The recent escalation of the Mexican Drug War has cost the country thousands of lives and disseminated a widespread sense of insecurity amongst the noncombatants. Existing research has already documented some of the explicit adverse effects of the violence, such as increased victimization (extortions, kidnappings), losses of earnings and employment, and reduced human capital accumulation (Brown and Velásquez 2017; Guerrero-Gutiérrez 2011; Molzahn et al. 2012; Velásquez 2015). Alternatively, other recent work has claimed some positive externalities to the violence. Specifically, they found that mothers exposed to the elevated violence in Mexico during pregnancy have as a response taken on more pro-health behaviors, resulting in better birth outcomes (Torche and Villarreal, 2014).
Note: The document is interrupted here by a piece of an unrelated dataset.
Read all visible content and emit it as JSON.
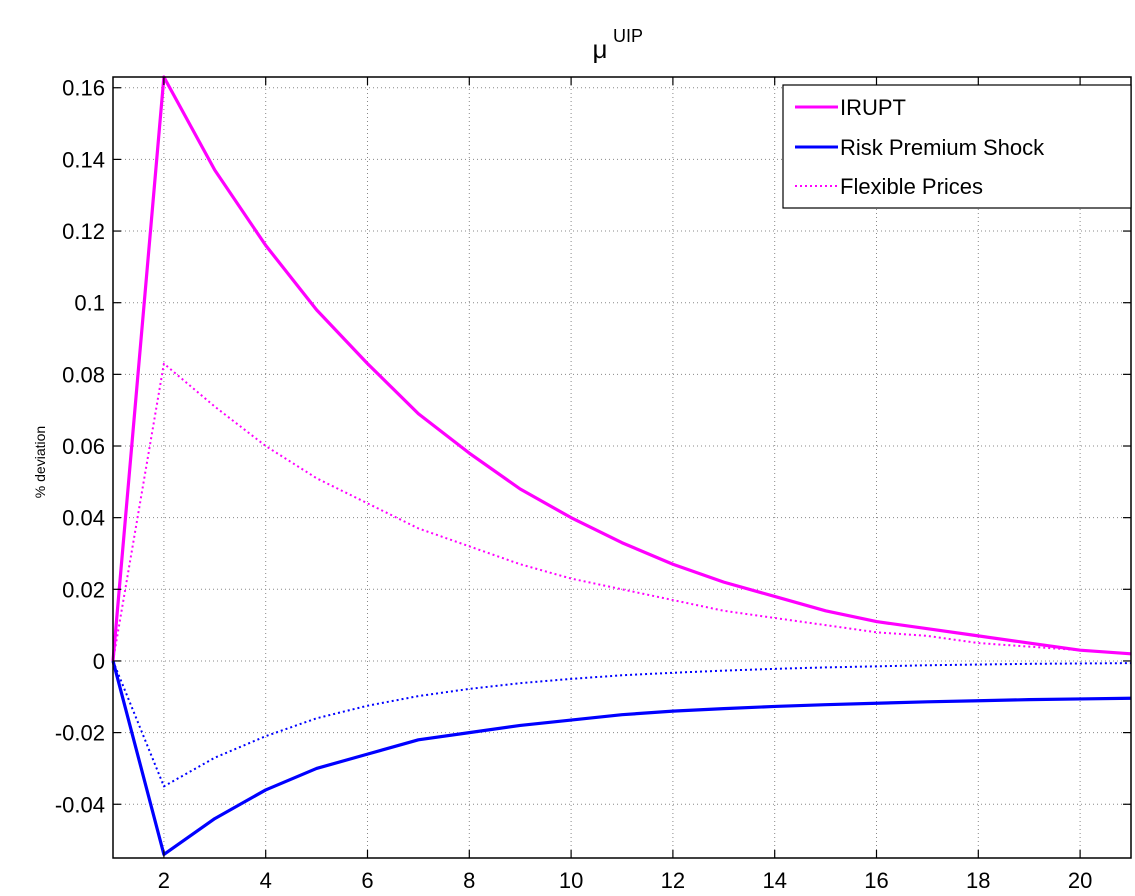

The analysis in this study challenges this result and provides evidence that bias inducing endogenous behavioral response by the affected mothers is present in the context of the recent violence in Mexico. In concordance with the prior estimates of the effect of the Mexican Drug War on birth weight, when using a model controlling only fixed temporal and geographic heterogeneity, it appears that early gestation exposure to violent crime has a positive relationship with birth weight. The insight herein is that a positive early gestation selection bias in the composition of mothers willing and able to bring a child to term after intense exposure to violent crime and a nonrandom migration response to local violence exist in this setting. With these findings motivating the empirical strategy, the estimates of an improved econometric model documents that after accounting for migration and unobserved heterogeneity between mothers, an increase in local violence in early gestation leads to a large and significant decrease in birth weight.

These findings add to a growing literature documenting the adverse effects of living in a violent location early in life on the acquisition of human capital in general (Akresh et al. 2012a, 2012b; Sharkey 2010) and fetal health specifically (Camacho 2008; Mansour and Rees 2012; Torche and Shwed 2015). In addition, using the wealth of detailed individual- and family-level information in the Mexican Family Life Survey allows for a unique opportunity to examine many of the potential mechanisms linking prenatal exposure to violent crime and birth outcomes. This analysis provides suggestive evidence that the biological reaction to increased anxiety is the most important channel.

Viewed in conjunction with the findings in the broader literature, this study implies that the costs of internal conflict and violent crime must account for its potential impact on the well-being of the next generation.